“Islam, Christianity, and Buddhism each have founder figures – Muhammad, Jesus, and the Buddha, respectively. And in thinking about these founder figures, I believe we must finally conclude that each brought a message of radical hope. To seventh-century Arabia, Muhammad brought the promise that anyone could find fulfillment and everlasting life through allegiance to the one true God. The Buddha held out hope that suffering could be transcended. Jesus brought the message that the last shall be first, that even the tax collectors and lepers – the outcasts – had cause for hope. And so that is the question I leave you with in this final: What is your cause for hope?”
Looking for Alaska – John Green
Faith is important to me. My relationship with God is important to me. But sometimes, in the midst of illness, that gets obscured.
I’ve read and heard stories of people who, at their lowest, felt God’s presence, and they knew everything was going to be ok. I haven’t ever been so lucky. When I feel particularly bad, I feel far away from God – disconnected, and lost. And I can’t help but wonder why.
I know it has a lot to do with my own attitude to myself. I have a problem with feeling that I deserve to be loved.
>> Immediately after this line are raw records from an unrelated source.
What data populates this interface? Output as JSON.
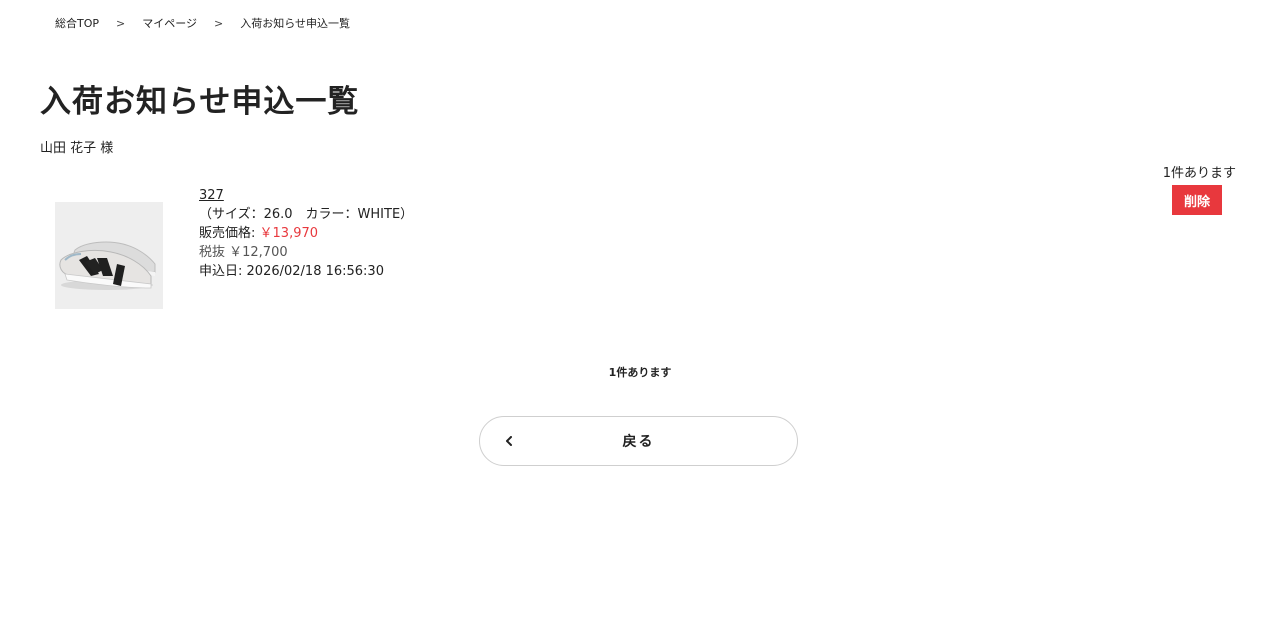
{
  "breadcrumb": {
    "items": [
      "総合TOP",
      "マイページ",
      "入荷お知らせ申込一覧"
    ],
    "separator": ">"
  },
  "page": {
    "title": "入荷お知らせ申込一覧",
    "user_name": "山田 花子 様",
    "count_top": "1件あります",
    "count_bottom": "1件あります"
  },
  "actions": {
    "delete_label": "削除",
    "back_label": "戻る"
  },
  "product": {
    "name": "327",
    "variant": "（サイズ：26.0　カラー：WHITE）",
    "price_label": "販売価格:",
    "price_value": "￥13,970",
    "tax_excluded": "税抜 ￥12,700",
    "applied_label": "申込日:",
    "applied_value": "2026/02/18 16:56:30",
    "image": "sneaker-image"
  },
  "colors": {
    "accent_red": "#e8383d",
    "text": "#222222",
    "button_border": "#cfcfcf",
    "thumb_bg": "#eeeeee"
  },
  "icons": {
    "back": "chevron-left-icon"
  }
}
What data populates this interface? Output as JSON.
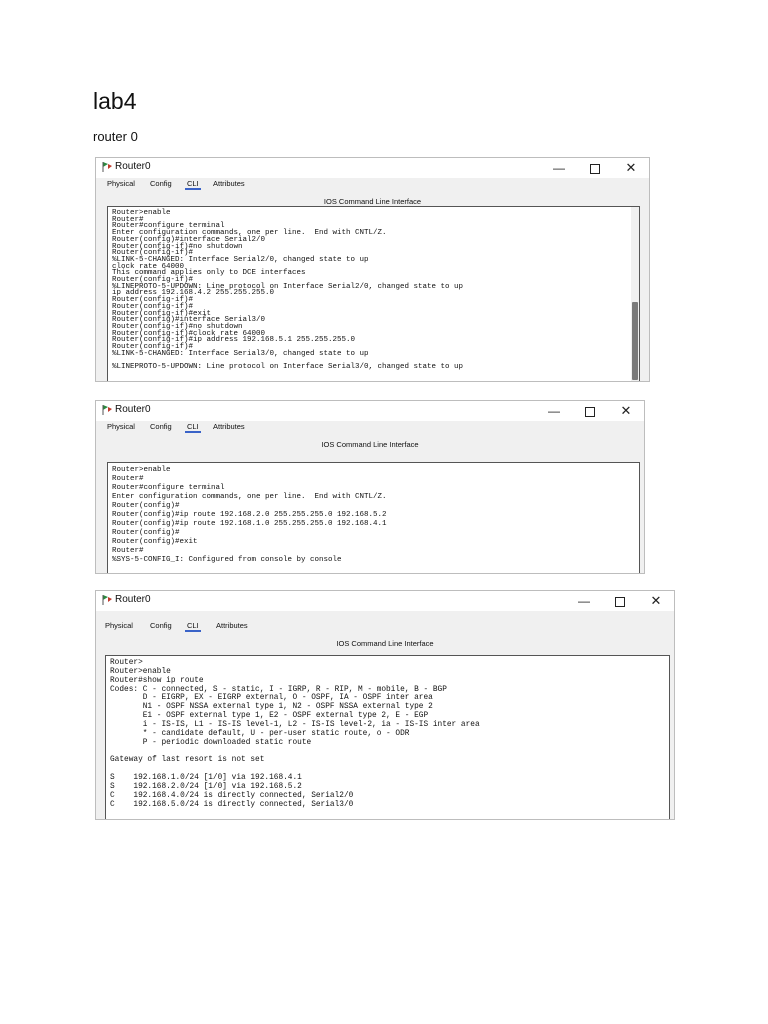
{
  "document": {
    "title": "lab4",
    "subtitle": "router 0"
  },
  "windows": [
    {
      "title": "Router0",
      "tabs": [
        "Physical",
        "Config",
        "CLI",
        "Attributes"
      ],
      "active_tab": "CLI",
      "header": "IOS Command Line Interface",
      "controls": {
        "minimize": "—",
        "maximize": "",
        "close": "✕"
      },
      "console_text": "Router>enable\nRouter#\nRouter#configure terminal\nEnter configuration commands, one per line.  End with CNTL/Z.\nRouter(config)#interface Serial2/0\nRouter(config-if)#no shutdown\nRouter(config-if)#\n%LINK-5-CHANGED: Interface Serial2/0, changed state to up\nclock rate 64000\nThis command applies only to DCE interfaces\nRouter(config-if)#\n%LINEPROTO-5-UPDOWN: Line protocol on Interface Serial2/0, changed state to up\nip address 192.168.4.2 255.255.255.0\nRouter(config-if)#\nRouter(config-if)#\nRouter(config-if)#exit\nRouter(config)#interface Serial3/0\nRouter(config-if)#no shutdown\nRouter(config-if)#clock rate 64000\nRouter(config-if)#ip address 192.168.5.1 255.255.255.0\nRouter(config-if)#\n%LINK-5-CHANGED: Interface Serial3/0, changed state to up\n\n%LINEPROTO-5-UPDOWN: Line protocol on Interface Serial3/0, changed state to up"
    },
    {
      "title": "Router0",
      "tabs": [
        "Physical",
        "Config",
        "CLI",
        "Attributes"
      ],
      "active_tab": "CLI",
      "header": "IOS Command Line Interface",
      "controls": {
        "minimize": "—",
        "maximize": "",
        "close": "✕"
      },
      "console_text": "Router>enable\nRouter#\nRouter#configure terminal\nEnter configuration commands, one per line.  End with CNTL/Z.\nRouter(config)#\nRouter(config)#ip route 192.168.2.0 255.255.255.0 192.168.5.2\nRouter(config)#ip route 192.168.1.0 255.255.255.0 192.168.4.1\nRouter(config)#\nRouter(config)#exit\nRouter#\n%SYS-5-CONFIG_I: Configured from console by console"
    },
    {
      "title": "Router0",
      "tabs": [
        "Physical",
        "Config",
        "CLI",
        "Attributes"
      ],
      "active_tab": "CLI",
      "header": "IOS Command Line Interface",
      "controls": {
        "minimize": "—",
        "maximize": "",
        "close": "✕"
      },
      "console_text": "Router>\nRouter>enable\nRouter#show ip route\nCodes: C - connected, S - static, I - IGRP, R - RIP, M - mobile, B - BGP\n       D - EIGRP, EX - EIGRP external, O - OSPF, IA - OSPF inter area\n       N1 - OSPF NSSA external type 1, N2 - OSPF NSSA external type 2\n       E1 - OSPF external type 1, E2 - OSPF external type 2, E - EGP\n       i - IS-IS, L1 - IS-IS level-1, L2 - IS-IS level-2, ia - IS-IS inter area\n       * - candidate default, U - per-user static route, o - ODR\n       P - periodic downloaded static route\n\nGateway of last resort is not set\n\nS    192.168.1.0/24 [1/0] via 192.168.4.1\nS    192.168.2.0/24 [1/0] via 192.168.5.2\nC    192.168.4.0/24 is directly connected, Serial2/0\nC    192.168.5.0/24 is directly connected, Serial3/0"
    }
  ]
}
Now, I believe that God loves everyone, no matter who they are or what they’ve done. And I would argue that point strongly with anyone who was questioning their own (or anyone else’s) worth. I can believe it for everyone else. But with myself, I get stuck in a cycle of negative thoughts.
This is something I’m working on with professionals, but in the meantime, I’m struggling again with feelings of inadequacy.
These days, I have ‘God moments’. They are few and far between, but they do happen. And although I am hugely grateful for the moments I get, I want more. I want to feel closer to God. Because these fleeting, ephemeral moments are something that bring me hope. Hope that things can improve. That I won’t always feel the way I do. That change is possible. And for that I am truly thankful.